Muito frequentemente, mulheres morrem na gravidez e parto. Em 2000, os países concordaram em tornar a maternidade mais segura. Mas eles não conseguiram alcançar a meta da redução de 75% em mortes maternas prometida nas Metas de Desenvolvimento do Milênio (MDMs), um conjunto de objetivos ambiciosos que expira em 2015.
Novas metas de desenvolvimento continuarão onde as MDMs descontinuam. Os autores Rebecca Oas e Stefano Gennarini apontam para o fato de que as mães ficaram com a pior sorte sob as políticas da ONU, em “The Unfinished Business of MDG5 on Maternal Health and the Post-2015 Development Agenda” (O Negócio Inacabado das MDM5 sobre Saúde Materna e Agenda de Desenvolvimento Pós-2015).
A maioria das 350.000 mortes maternas anuais ocorre em países pobres. As mães “morrem frequentemente em condições insalubres, sozinhas, em terror e agonia sem assistentes treinados, ou acesso a assistência adequada para salvar vidas,” diz o Dr. Robert Walley de MaterCare International.
Um estudo histórico do Chile esclarece quais passos devem ser tomados para reduzir a mortalidade materna: Educação para as mulheres, assistentes treinados de parto, assistência pré-natal, acesso à água e saneamento, e assistência obstétrica de emergência.
Um problema comum entre mulheres de idade reprodutiva é deficiência de ferro — uma condição que merece muita atenção no mundo desenvolvido, mas que num país pobre ameaça a vida das mulheres grávidas que têm hemorragia. A melhoria na nutrição salvará a vida das mães e dos bebês.
Chega-se melhor a cada solução com a melhoria na infraestrutura, especialmente a assistência médica.

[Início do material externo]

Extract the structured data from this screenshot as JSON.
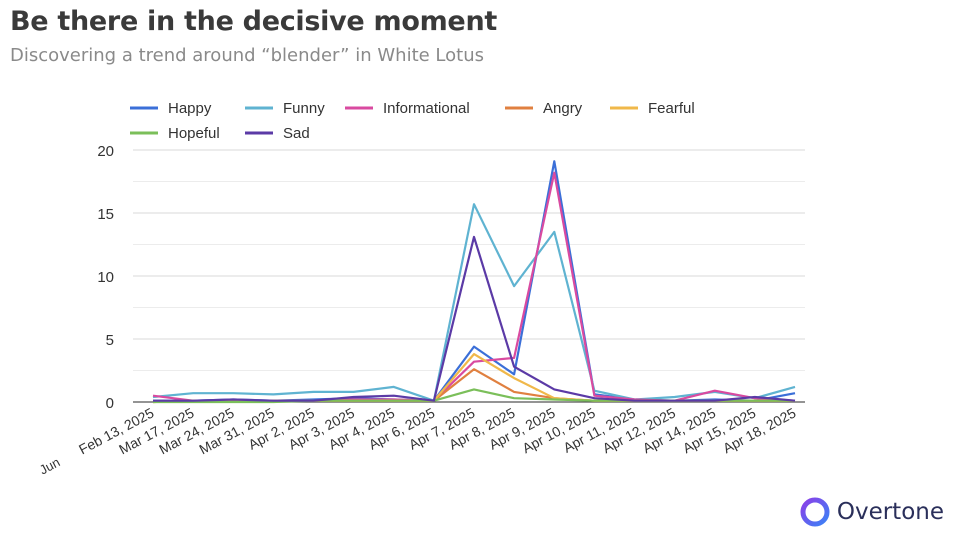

Contudo, a atenção e financiamento estão sendo desviados das iniciativas que ajudam as mães a sobreviverem ao parto para iniciativas que evitam completamente a maternidade. Os promotores do planejamento familiar têm transformado a contracepção na prioridade mundial máxima, e se gastam anualmente 60 bilhões de dólares em programas de controle populacional. Só uma fração desse dinheiro vai para salvar a vida das mães.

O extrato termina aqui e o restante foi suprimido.